How event-driven architecture handles workflows
· Category: System Design
Short answer
Event-driven architecture uses events to trigger and communicate between decoupled services, enabling flexible and scalable workflows.
Steps
- Model business processes as events produced by domain entities.
- Publish events to a message bus or event broker.
- Implement consumers that react to relevant event types.
- Use event sourcing to persist state as a sequence of events.
- Rebuild read models by projecting events into query-optimized stores.
Tips
- Design events as immutable facts with clear schemas and versioning.
- Use idempotent consumers to handle duplicate event deliveries safely.
- Maintain event ordering within aggregates but accept out-of-order across boundaries.
- Implement dead-letter queues for events that fail processing repeatedly.
Common issues
- Event schema evolution breaking downstream consumers.

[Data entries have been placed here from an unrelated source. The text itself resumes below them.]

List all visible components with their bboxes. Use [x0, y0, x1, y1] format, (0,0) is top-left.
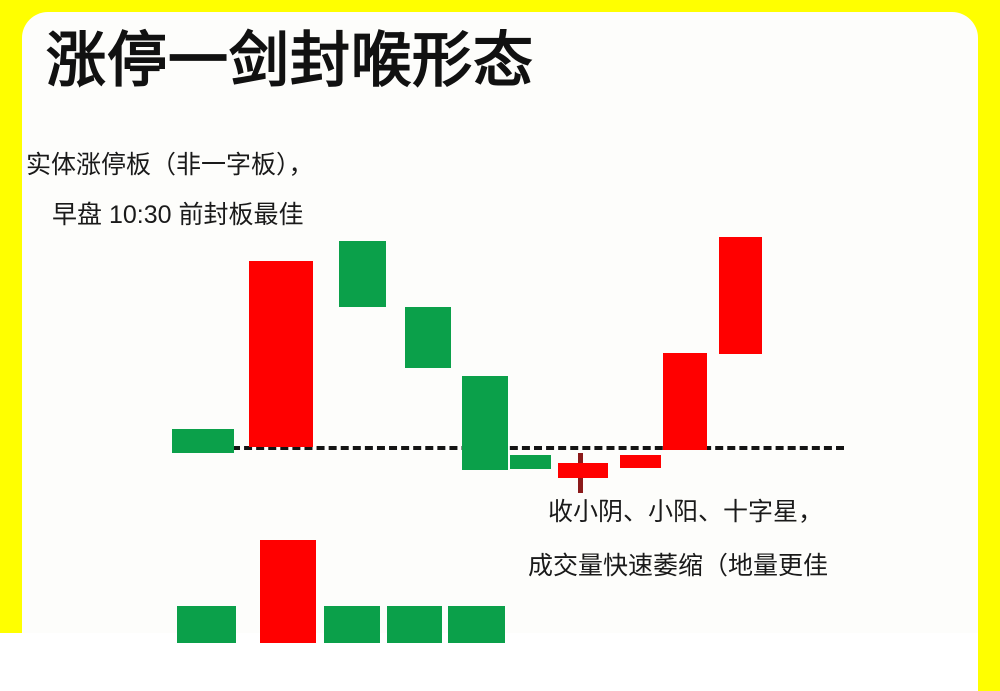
candle-body: [663, 353, 707, 450]
candle-body: [510, 455, 551, 469]
note-bottom-line1: 收小阴、小阳、十字星，: [548, 495, 823, 530]
volume-bar: [387, 606, 442, 643]
candle-body: [339, 241, 386, 307]
candle-body: [249, 261, 313, 447]
page-title: 涨停一剑封喉形态: [46, 26, 534, 95]
candle-body: [462, 376, 508, 470]
volume-bar: [324, 606, 380, 643]
candlestick-chart: [0, 0, 978, 691]
candle-body: [172, 429, 234, 453]
candle-body: [558, 463, 608, 478]
volume-bar: [448, 606, 505, 643]
poster-root: 涨停一剑封喉形态 实体涨停板（非一字板）， 早盘 10:30 前封板最佳 收小阴…: [0, 0, 1000, 691]
note-top-line2: 早盘 10:30 前封板最佳: [52, 198, 303, 233]
candle-body: [405, 307, 451, 368]
reference-line: [232, 446, 844, 450]
note-top-line1: 实体涨停板（非一字板），: [26, 148, 314, 183]
note-bottom-line2: 成交量快速萎缩（地量更佳: [528, 549, 828, 584]
candle-body: [620, 455, 661, 468]
volume-bar: [177, 606, 236, 643]
candle-body: [719, 237, 762, 354]
volume-bar: [260, 540, 316, 643]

- Difficulty debugging flows that span many asynchronous steps.
- Temporary inconsistency between read models and the event store.
- Event storms from feedback loops between producers and consumers.
Example
from kafka import KafkaProducer
producer = KafkaProducer(bootstrap_servers='kafka:9092')
producer.send('orders', b'{"id": 1, "amount": 49.99}')
producer.flush()
This snippet creates a Kafka producer and sends a JSON event to the orders topic, demonstrating asynchronous messaging between services.
Additional context
Applying these principles consistently across projects leads to more maintainable systems, clearer team communication, and better outcomes for end users. Regular review and refinement of practices ensure continuous improvement.